A myriad of ways for getting around have been introduced in D.C. in recent years.
There are those sturdy red bikes, part of the bike-sharing network Capital Bikeshare, which began three years ago and now has more than 1,800 bikes at some 250 stations. (It has expanded to Arlington, Alexandria and now to Montgomery County.)
There are Zipcars, a lot of them Mini Coopers, and tiny Car2go vehicles, both part of short-term car rental services, each of which have hundreds of cars in the area.
Even the crusty taxi industry is being overhauled following the entrance of the upstart Uber, an app-based service that allows users to reserve luxury black cars using their smart phones.
Now the next wave of urban transportation innovation is on the way, with services allowing people to rent each others’ cars, find seats for road trips and even recover lost wallets from cabs. Some of the new apps and concepts were on display at an event organized last week by Smart Growth America and the online magazine Elevation DC, and hosted by 1776, the start-up incubator on 15th Street NW. A sampling:
RelayRides lets users rent their own cars to others rather than let the vehicles sit idly in their driveways or garages. For all the driving we do, most cars are sitting somewhere parked 92 percent of the time, according to the company, and RelayRides tries to unlock the value of those cars for their owners by creating a way of renting them to strangers.
Those needing a car can log on and see a list of cars nearby, how long they are available and how much their owners are charging for them. Already some 1,600 vehicles have been posted on the site, including dozens in D.C. and the Maryland and Northern Virginia suburbs. A recent search in the Petworth neighborhood showed a 2007 Volkswagen Passat (available for $6 an hour or $30 per day), a 2008 Toyota Matrix and a Scion XB 2006.
The owners post details of their cars, for instance where they can be parked and whether they have bike racks. Sean L., owner of the Scion, calls it “the roomiest toaster-shaped car you’ll ever drive, and any passengers you have will undoubtedly comment on it.” RelayRides backs each reservation with a $1 million insurance policy and screens drivers for clean driving records.
RidePost is a way for drivers and people looking for a ride to connect. For drivers looking for someone to kick in some gas money or those in need of a ride, it’s an alternative to posting their pleas on Craiglist. It’s not car sharing, but ride sharing.
The site is designed for trips of at least 20 miles, either long commutes or road trips, mostly from one city to another. On a recent search of drivers leaving D.C. in coming days, there were only a few early adopters, offering rides from the District to Dulles, Charlottesville, Severna Park and San Francisco.
The San Francisco driver, however, was only charging $100 for the cross country trip and in the notes section advertised, “Good music, good people, good rest stops. Will reduce price per cookie offering.”
RideScout provides real-time data on an array of ride options, among them Capital Bikeshare, Car2Go and SideCar. It likens itself to Kayak or Hipmunk, sites that let people looking for flights search numerous airlines and ticket sellers in one place.

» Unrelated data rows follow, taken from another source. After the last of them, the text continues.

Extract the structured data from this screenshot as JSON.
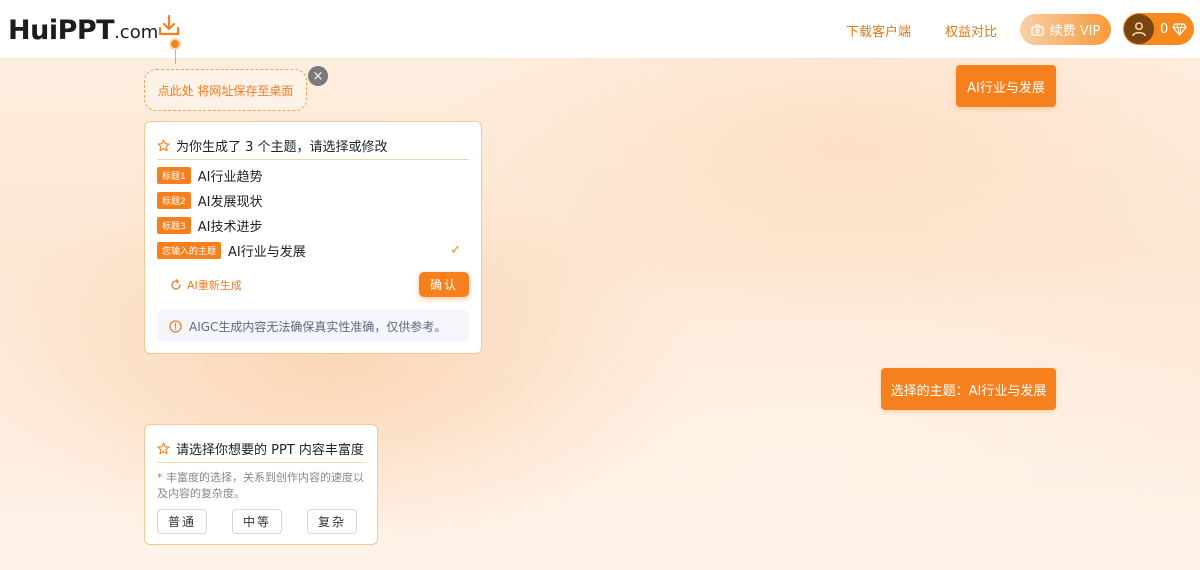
{
  "header": {
    "logo_main": "HuiPPT",
    "logo_sub": ".com",
    "download_client": "下载客户端",
    "compare_rights": "权益对比",
    "vip_label": "续费 VIP",
    "user_count": "0"
  },
  "save_tip": {
    "text": "点此处 将网址保存至桌面",
    "close": "×"
  },
  "user_messages": {
    "first": "AI行业与发展",
    "second": "选择的主题：AI行业与发展"
  },
  "topic_card": {
    "title": "为你生成了 3 个主题，请选择或修改",
    "topics": [
      {
        "tag": "标题1",
        "text": "AI行业趋势"
      },
      {
        "tag": "标题2",
        "text": "AI发展现状"
      },
      {
        "tag": "标题3",
        "text": "AI技术进步"
      },
      {
        "tag": "您输入的主题",
        "text": "AI行业与发展",
        "check": "✓"
      }
    ],
    "regenerate": "AI重新生成",
    "confirm": "确认",
    "notice": "AIGC生成内容无法确保真实性准确，仅供参考。"
  },
  "richness_card": {
    "title": "请选择你想要的 PPT 内容丰富度",
    "desc": "* 丰富度的选择，关系到创作内容的速度以及内容的复杂度。",
    "options": [
      "普通",
      "中等",
      "复杂"
    ]
  },
  "colors": {
    "accent": "#f7801e",
    "card_border": "#f8c595"
  }
}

It’s an answer to what might be a very new problem. In some cities there are now so many options for people to get around using phone apps that they need to be aggregated in a separate app to figure out the easiest or best option.
Founded by two former Army officers, RideScout began in D.C. last month, choosing the District “due to its high number of young professionals who are eager to adopt new transportation technologies as well as the proximity to lawmakers and people from all over the U.S. and around the world.”
“Our goal is to replicate the flexibility and reliability of driving one’s own car,” said Joseph Kopser, chief executive and co-founder.
HitchRides is a start-up taxi dispatch and credit card processing app. It puts devices on the back of headrests in taxi cabs that will allow drivers to connect with riders through their phones as well as process credit card payments, something many District cabbies have resisted for years but is now being required.
About 1,000 cabs have signed up so far. “This is a huge, huge change for cabs in the system,” said chief executive David H. Miller.
Based in the District and only operating here so far, HitchRides also aims to solve an age-old problem for the forgetful (or drunk) taxi riders: a way to recover lost items.
“If somebody calls me and says ‘Hey, I took a cab last night from here to there at this time,’ I can go in the computer and help them find things they’ve left in cabs,” Miller said. So far, Miller said, he’s returned items including wallets, a suitcase and a tailored pair of pants.
“It’s pretty exciting when you are able to help people recover their stuff,” he said.